Systems whose failure can lead to damage to property, damage to the environment or loss of human life are considered as safety-critical systems [16]. Safety manages design of the system but also the operational environment in which the system is used. Indeed, safety of a system can be dramatically modified by changes in its operational environment. Programmable electronics, often controlled remotely via communication networks, progressively replace the mechanical and mechatronic devices to ensure safety of the devices. Safety-critical systems can no more be based only on the control of errors and failures, they must manage the security of the data used in their operation.

A range of standards relating to the use of electronics components and software in safety-critical systems are defined. These standards aim to design, procure and deploy safety-critical systems that provide some assurance on the safety features of the systems.

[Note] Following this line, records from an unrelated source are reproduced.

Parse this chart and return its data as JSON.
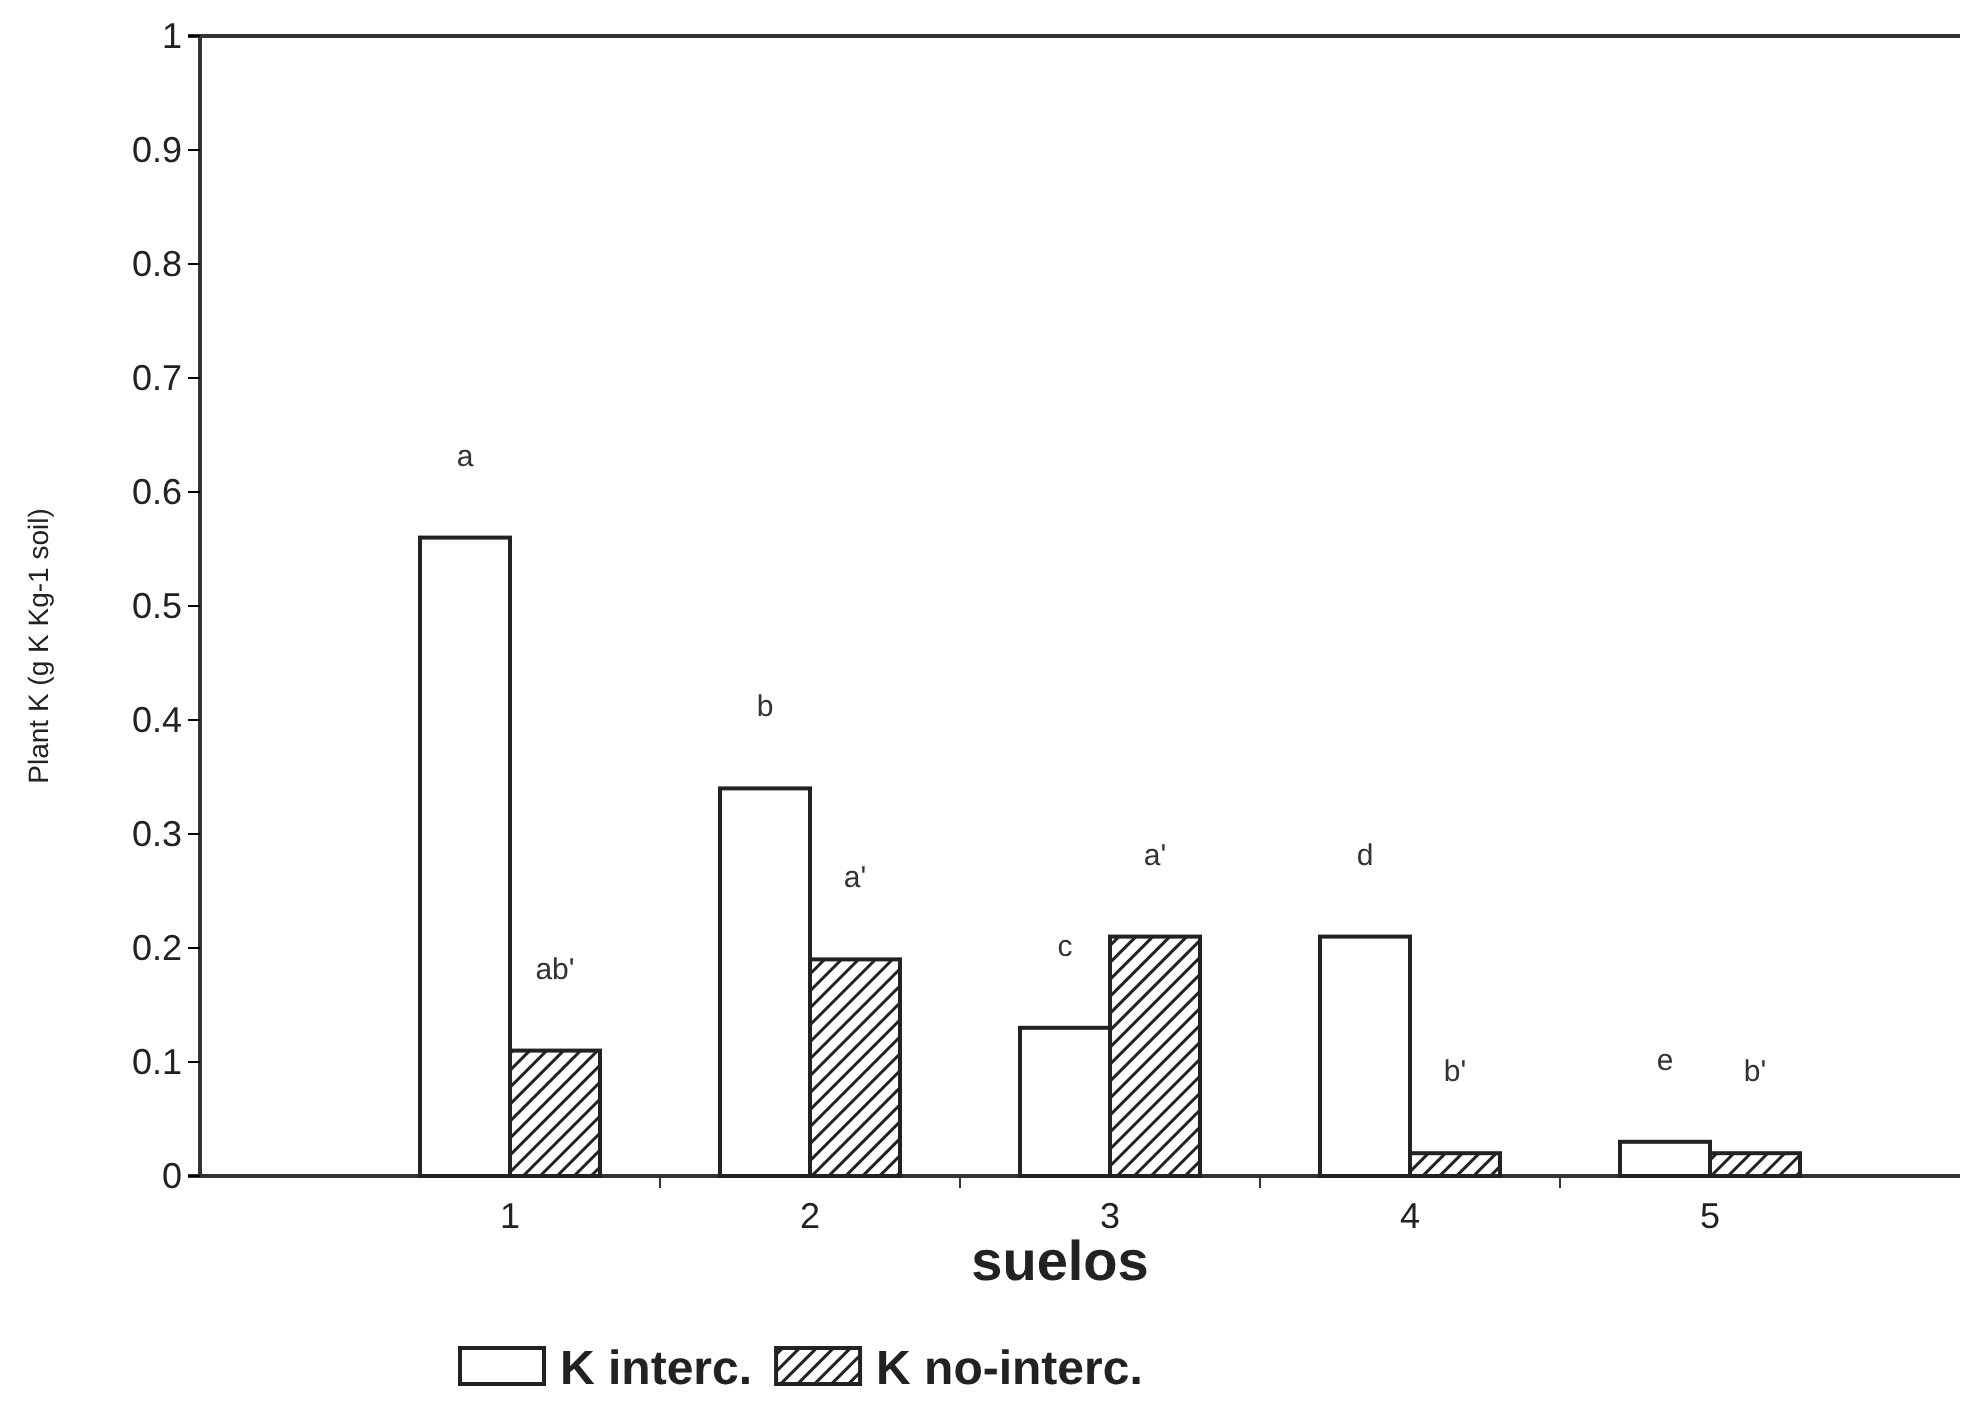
{
  "chart_data": {
    "type": "bar",
    "xlabel": "suelos",
    "ylabel": "Plant K (g K Kg-1 soil)",
    "categories": [
      "1",
      "2",
      "3",
      "4",
      "5"
    ],
    "series": [
      {
        "name": "K interc.",
        "color": "#ffffff",
        "values": [
          0.56,
          0.34,
          0.13,
          0.21,
          0.03
        ]
      },
      {
        "name": "K no-interc.",
        "color": "#222222",
        "values": [
          0.11,
          0.19,
          0.21,
          0.02,
          0.02
        ]
      }
    ],
    "ylim": [
      0,
      1
    ],
    "yticks": [
      0,
      0.1,
      0.2,
      0.3,
      0.4,
      0.5,
      0.6,
      0.7,
      0.8,
      0.9,
      1
    ],
    "legend": "bottom",
    "annotations": [
      "a",
      "ab'",
      "b",
      "a'",
      "c",
      "a'",
      "d",
      "b'",
      "e",
      "b'"
    ]
  }
}
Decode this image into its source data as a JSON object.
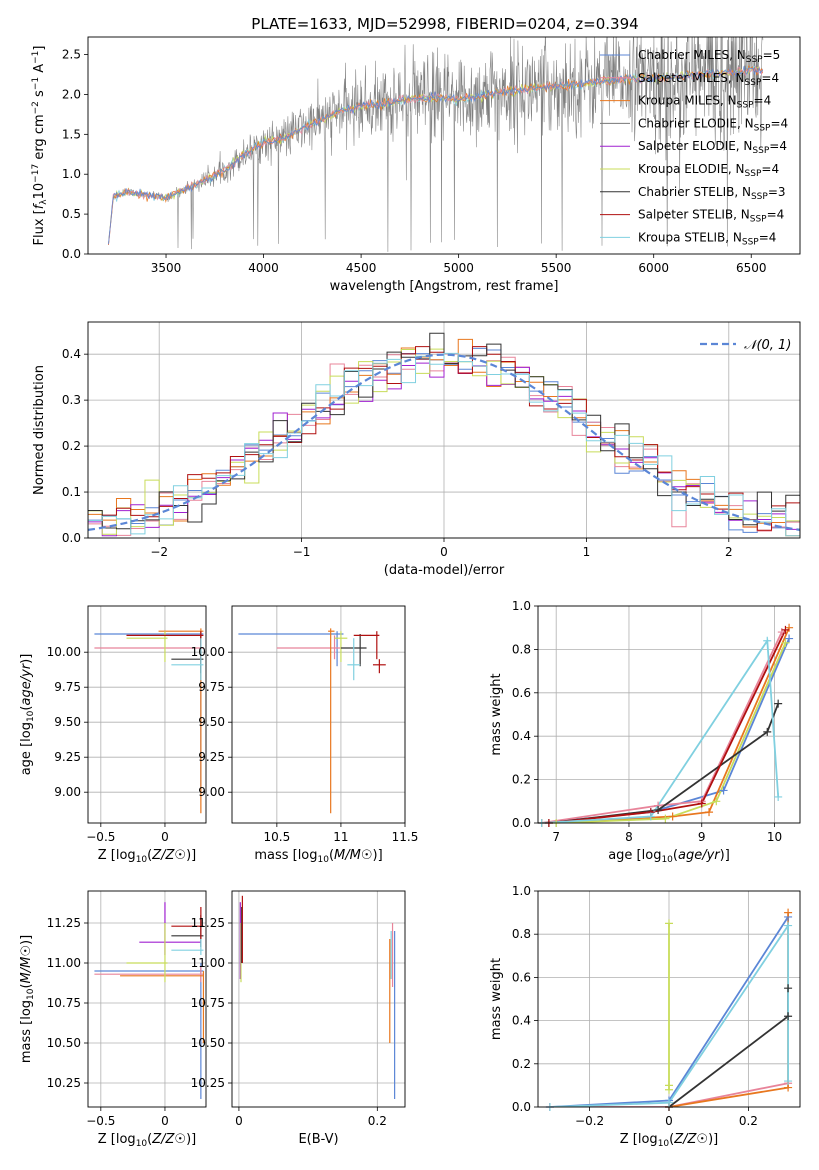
{
  "figure": {
    "title": "PLATE=1633, MJD=52998, FIBERID=0204, z=0.394"
  },
  "series_colors": [
    "#5b86d6",
    "#e8849a",
    "#e8771f",
    "#777777",
    "#a020d0",
    "#c8dc5a",
    "#333333",
    "#b01010",
    "#80d0e0"
  ],
  "chart_data": [
    {
      "id": "spectrum",
      "type": "line",
      "title": "PLATE=1633, MJD=52998, FIBERID=0204, z=0.394",
      "xlabel": "wavelength [Angstrom, rest frame]",
      "ylabel": "Flux [f_λ 10^-17 erg cm^-2 s^-1 A^-1]",
      "xlim": [
        3100,
        6750
      ],
      "ylim": [
        0,
        2.72
      ],
      "xticks": [
        3500,
        4000,
        4500,
        5000,
        5500,
        6000,
        6500
      ],
      "yticks": [
        0.0,
        0.5,
        1.0,
        1.5,
        2.0,
        2.5
      ],
      "grid": false,
      "legend_position": "top-right",
      "legend": [
        {
          "base": "Chabrier MILES, N",
          "sub": "SSP",
          "tail": "=5"
        },
        {
          "base": "Salpeter MILES, N",
          "sub": "SSP",
          "tail": "=4"
        },
        {
          "base": "Kroupa MILES, N",
          "sub": "SSP",
          "tail": "=4"
        },
        {
          "base": "Chabrier ELODIE, N",
          "sub": "SSP",
          "tail": "=4"
        },
        {
          "base": "Salpeter ELODIE, N",
          "sub": "SSP",
          "tail": "=4"
        },
        {
          "base": "Kroupa ELODIE, N",
          "sub": "SSP",
          "tail": "=4"
        },
        {
          "base": "Chabrier STELIB, N",
          "sub": "SSP",
          "tail": "=3"
        },
        {
          "base": "Salpeter STELIB, N",
          "sub": "SSP",
          "tail": "=4"
        },
        {
          "base": "Kroupa STELIB, N",
          "sub": "SSP",
          "tail": "=4"
        }
      ],
      "model_continuum": {
        "x": [
          3200,
          3230,
          3300,
          3400,
          3500,
          3600,
          3700,
          3800,
          3900,
          4000,
          4100,
          4200,
          4300,
          4400,
          4500,
          4600,
          4700,
          4800,
          4900,
          5000,
          5100,
          5200,
          5300,
          5400,
          5500,
          5600,
          5700,
          5800,
          5900,
          6000,
          6100,
          6200,
          6300,
          6400,
          6500
        ],
        "y": [
          0.0,
          0.72,
          0.78,
          0.74,
          0.7,
          0.82,
          0.92,
          1.05,
          1.25,
          1.4,
          1.45,
          1.58,
          1.68,
          1.8,
          1.85,
          1.88,
          1.92,
          1.95,
          1.97,
          1.93,
          1.98,
          2.02,
          2.05,
          2.08,
          2.1,
          2.12,
          2.15,
          2.18,
          2.2,
          2.2,
          2.22,
          2.25,
          2.26,
          2.28,
          2.3
        ]
      },
      "observed_noise_amplitude": 0.6
    },
    {
      "id": "residuals",
      "type": "histogram",
      "xlabel": "(data-model)/error",
      "ylabel": "Normed distribution",
      "xlim": [
        -2.5,
        2.5
      ],
      "ylim": [
        0,
        0.47
      ],
      "xticks": [
        -2,
        -1,
        0,
        1,
        2
      ],
      "yticks": [
        0.0,
        0.1,
        0.2,
        0.3,
        0.4
      ],
      "grid": true,
      "bin_width": 0.1,
      "legend_position": "top-right",
      "legend": [
        {
          "base": "𝒩(0, 1)",
          "sub": "",
          "tail": ""
        }
      ]
    },
    {
      "id": "age_vs_Z",
      "type": "errorbar",
      "xlabel": "Z [log10(Z/Z☉)]",
      "ylabel": "age  [log10(age/yr)]",
      "xlim": [
        -0.6,
        0.32
      ],
      "ylim": [
        8.78,
        10.33
      ],
      "xticks": [
        -0.5,
        0.0
      ],
      "ytick_labels": [
        "9.00",
        "9.25",
        "9.50",
        "9.75",
        "10.00"
      ],
      "yticks": [
        9.0,
        9.25,
        9.5,
        9.75,
        10.0
      ],
      "grid": true,
      "points": [
        {
          "c": 0,
          "x": 0.28,
          "y": 10.13,
          "xl": -0.55,
          "xh": 0.3,
          "yl": 9.02,
          "yh": 10.15
        },
        {
          "c": 1,
          "x": 0.28,
          "y": 10.03,
          "xl": -0.55,
          "xh": 0.3,
          "yl": 9.9,
          "yh": 10.12
        },
        {
          "c": 2,
          "x": 0.28,
          "y": 10.15,
          "xl": -0.05,
          "xh": 0.3,
          "yl": 8.85,
          "yh": 10.17
        },
        {
          "c": 5,
          "x": 0.0,
          "y": 10.1,
          "xl": -0.3,
          "xh": 0.02,
          "yl": 9.93,
          "yh": 10.15
        },
        {
          "c": 6,
          "x": 0.28,
          "y": 9.95,
          "xl": 0.05,
          "xh": 0.3,
          "yl": 9.85,
          "yh": 10.13
        },
        {
          "c": 7,
          "x": 0.28,
          "y": 10.12,
          "xl": -0.3,
          "xh": 0.3,
          "yl": 9.95,
          "yh": 10.15
        },
        {
          "c": 8,
          "x": 0.28,
          "y": 9.91,
          "xl": 0.05,
          "xh": 0.3,
          "yl": 9.8,
          "yh": 10.1
        }
      ]
    },
    {
      "id": "age_vs_mass",
      "type": "errorbar",
      "xlabel": "mass [log10(M/M☉)]",
      "ylabel": "",
      "xlim": [
        10.15,
        11.5
      ],
      "ylim": [
        8.78,
        10.33
      ],
      "xticks": [
        10.5,
        11.0,
        11.5
      ],
      "ytick_labels": [
        "9.00",
        "9.25",
        "9.50",
        "9.75",
        "10.00"
      ],
      "yticks": [
        9.0,
        9.25,
        9.5,
        9.75,
        10.0
      ],
      "grid": true,
      "points": [
        {
          "c": 0,
          "x": 10.97,
          "y": 10.13,
          "xl": 10.2,
          "xh": 11.02,
          "yl": 9.9,
          "yh": 10.15
        },
        {
          "c": 1,
          "x": 10.95,
          "y": 10.03,
          "xl": 10.5,
          "xh": 11.0,
          "yl": 9.95,
          "yh": 10.12
        },
        {
          "c": 2,
          "x": 10.92,
          "y": 10.15,
          "xl": 10.9,
          "xh": 10.95,
          "yl": 8.85,
          "yh": 10.17
        },
        {
          "c": 5,
          "x": 11.0,
          "y": 10.1,
          "xl": 10.95,
          "xh": 11.05,
          "yl": 9.93,
          "yh": 10.15
        },
        {
          "c": 6,
          "x": 11.15,
          "y": 10.03,
          "xl": 11.0,
          "xh": 11.2,
          "yl": 9.9,
          "yh": 10.13
        },
        {
          "c": 7,
          "x": 11.28,
          "y": 10.12,
          "xl": 11.1,
          "xh": 11.3,
          "yl": 9.95,
          "yh": 10.15
        },
        {
          "c": 7,
          "x": 11.3,
          "y": 9.91,
          "xl": 11.25,
          "xh": 11.35,
          "yl": 9.85,
          "yh": 9.95
        },
        {
          "c": 8,
          "x": 11.1,
          "y": 9.91,
          "xl": 11.05,
          "xh": 11.15,
          "yl": 9.8,
          "yh": 10.1
        }
      ]
    },
    {
      "id": "massweight_vs_age",
      "type": "line",
      "xlabel": "age  [log10(age/yr)]",
      "ylabel": "mass weight",
      "xlim": [
        6.75,
        10.35
      ],
      "ylim": [
        0,
        1.0
      ],
      "xticks": [
        7,
        8,
        9,
        10
      ],
      "yticks": [
        0.0,
        0.2,
        0.4,
        0.6,
        0.8,
        1.0
      ],
      "grid": true,
      "series": [
        {
          "c": 0,
          "x": [
            6.8,
            8.3,
            9.3,
            10.2
          ],
          "y": [
            0.0,
            0.05,
            0.15,
            0.85
          ]
        },
        {
          "c": 1,
          "x": [
            6.8,
            8.4,
            9.0,
            10.1
          ],
          "y": [
            0.0,
            0.08,
            0.1,
            0.88
          ]
        },
        {
          "c": 2,
          "x": [
            6.8,
            8.6,
            9.1,
            10.2
          ],
          "y": [
            0.0,
            0.03,
            0.05,
            0.9
          ]
        },
        {
          "c": 5,
          "x": [
            7.0,
            8.5,
            9.2,
            10.15
          ],
          "y": [
            0.0,
            0.02,
            0.1,
            0.83
          ]
        },
        {
          "c": 6,
          "x": [
            6.9,
            8.4,
            9.9,
            10.05
          ],
          "y": [
            0.0,
            0.06,
            0.42,
            0.55
          ]
        },
        {
          "c": 7,
          "x": [
            6.9,
            8.3,
            9.0,
            10.15
          ],
          "y": [
            0.0,
            0.05,
            0.09,
            0.89
          ]
        },
        {
          "c": 8,
          "x": [
            6.8,
            8.3,
            9.9,
            10.05
          ],
          "y": [
            0.0,
            0.03,
            0.84,
            0.12
          ]
        }
      ]
    },
    {
      "id": "mass_vs_Z",
      "type": "errorbar",
      "xlabel": "Z [log10(Z/Z☉)]",
      "ylabel": "mass [log10(M/M☉)]",
      "xlim": [
        -0.6,
        0.32
      ],
      "ylim": [
        10.1,
        11.45
      ],
      "xticks": [
        -0.5,
        0.0
      ],
      "ytick_labels": [
        "10.25",
        "10.50",
        "10.75",
        "11.00",
        "11.25"
      ],
      "yticks": [
        10.25,
        10.5,
        10.75,
        11.0,
        11.25
      ],
      "grid": true,
      "points": [
        {
          "c": 0,
          "x": 0.28,
          "y": 10.95,
          "xl": -0.55,
          "xh": 0.3,
          "yl": 10.15,
          "yh": 11.0
        },
        {
          "c": 1,
          "x": 0.28,
          "y": 10.93,
          "xl": -0.55,
          "xh": 0.3,
          "yl": 10.88,
          "yh": 10.98
        },
        {
          "c": 2,
          "x": 0.3,
          "y": 10.92,
          "xl": -0.35,
          "xh": 0.3,
          "yl": 10.5,
          "yh": 10.95
        },
        {
          "c": 4,
          "x": 0.0,
          "y": 11.13,
          "xl": -0.2,
          "xh": 0.28,
          "yl": 11.05,
          "yh": 11.38
        },
        {
          "c": 5,
          "x": 0.0,
          "y": 11.0,
          "xl": -0.3,
          "xh": 0.02,
          "yl": 10.88,
          "yh": 11.25
        },
        {
          "c": 6,
          "x": 0.28,
          "y": 11.17,
          "xl": 0.05,
          "xh": 0.3,
          "yl": 11.1,
          "yh": 11.3
        },
        {
          "c": 7,
          "x": 0.28,
          "y": 11.23,
          "xl": 0.05,
          "xh": 0.3,
          "yl": 11.15,
          "yh": 11.35
        },
        {
          "c": 8,
          "x": 0.28,
          "y": 11.08,
          "xl": 0.05,
          "xh": 0.3,
          "yl": 11.05,
          "yh": 11.15
        }
      ]
    },
    {
      "id": "mass_vs_ebv",
      "type": "errorbar",
      "xlabel": "E(B-V)",
      "ylabel": "",
      "xlim": [
        -0.01,
        0.24
      ],
      "ylim": [
        10.1,
        11.45
      ],
      "xticks": [
        0.0,
        0.2
      ],
      "ytick_labels": [
        "10.25",
        "10.50",
        "10.75",
        "11.00",
        "11.25"
      ],
      "yticks": [
        10.25,
        10.5,
        10.75,
        11.0,
        11.25
      ],
      "grid": true,
      "points": [
        {
          "c": 0,
          "x": 0.225,
          "y": 10.95,
          "xl": 0.225,
          "xh": 0.225,
          "yl": 10.15,
          "yh": 11.2
        },
        {
          "c": 1,
          "x": 0.222,
          "y": 11.0,
          "xl": 0.222,
          "xh": 0.222,
          "yl": 10.85,
          "yh": 11.25
        },
        {
          "c": 2,
          "x": 0.218,
          "y": 10.92,
          "xl": 0.218,
          "xh": 0.218,
          "yl": 10.5,
          "yh": 11.15
        },
        {
          "c": 4,
          "x": 0.002,
          "y": 11.13,
          "xl": 0.002,
          "xh": 0.002,
          "yl": 10.9,
          "yh": 11.38
        },
        {
          "c": 5,
          "x": 0.003,
          "y": 11.0,
          "xl": 0.003,
          "xh": 0.003,
          "yl": 10.88,
          "yh": 11.25
        },
        {
          "c": 6,
          "x": 0.004,
          "y": 11.17,
          "xl": 0.004,
          "xh": 0.004,
          "yl": 11.0,
          "yh": 11.35
        },
        {
          "c": 7,
          "x": 0.005,
          "y": 11.23,
          "xl": 0.005,
          "xh": 0.005,
          "yl": 11.0,
          "yh": 11.42
        },
        {
          "c": 8,
          "x": 0.22,
          "y": 11.08,
          "xl": 0.22,
          "xh": 0.22,
          "yl": 10.9,
          "yh": 11.2
        }
      ]
    },
    {
      "id": "massweight_vs_Z",
      "type": "line",
      "xlabel": "Z [log10(Z/Z☉)]",
      "ylabel": "mass weight",
      "xlim": [
        -0.33,
        0.33
      ],
      "ylim": [
        0,
        1.0
      ],
      "xticks": [
        -0.2,
        0.0,
        0.2
      ],
      "yticks": [
        0.0,
        0.2,
        0.4,
        0.6,
        0.8,
        1.0
      ],
      "grid": true,
      "series": [
        {
          "c": 0,
          "x": [
            -0.3,
            0.0,
            0.3
          ],
          "y": [
            0.0,
            0.03,
            0.88
          ]
        },
        {
          "c": 1,
          "x": [
            -0.3,
            0.0,
            0.3
          ],
          "y": [
            0.0,
            0.0,
            0.11
          ]
        },
        {
          "c": 2,
          "x": [
            0.0,
            0.3,
            0.3
          ],
          "y": [
            0.0,
            0.09,
            0.9
          ]
        },
        {
          "c": 5,
          "x": [
            0.0,
            0.0,
            0.0
          ],
          "y": [
            0.08,
            0.85,
            0.1
          ]
        },
        {
          "c": 6,
          "x": [
            0.0,
            0.3,
            0.3
          ],
          "y": [
            0.0,
            0.42,
            0.55
          ]
        },
        {
          "c": 8,
          "x": [
            -0.3,
            0.0,
            0.3,
            0.3
          ],
          "y": [
            0.0,
            0.02,
            0.84,
            0.12
          ]
        }
      ]
    }
  ]
}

The IEC 61508 presents a generic approach of all activities dedicated to functional safety of Electrical/Electronic/ProgrammableElectronic (E/E/PE) devices. The standard proposes a global approach of safety, that can be compared to the ISO 9000 system in the quality domain [17]. The IEC 61508 promotes a design methodology framework that aims to prevent the presence of dangerous failures, or control them when they arise by providing guidance on each phase of the safety life-cycle.

The safety requirements of a Safety-Related System (SRS) must be specified in terms of the functions to be performed by the SRS and the integrity required of each. Each safety-related function is then specified by a Safety Integrity Level (SIL). The SIL is defined by the necessary action to reduce the risk of a function, from an uncontrolled risk to a tolerable risk. The SIL can then quantify the level of security of a system. The level 1 (SIL 1) corresponds to the lower safety integrity level and the level 4 (SIL 4) represents the higher safety integrity level:

  • • SIL 4: catastrophic impact (higher level);
  • • SIL 3: impact on the community;
  • • SIL 2: major protection of installation and production or injury risk on persons;
  • • SIL 1: minor protection of installation and production (lower level).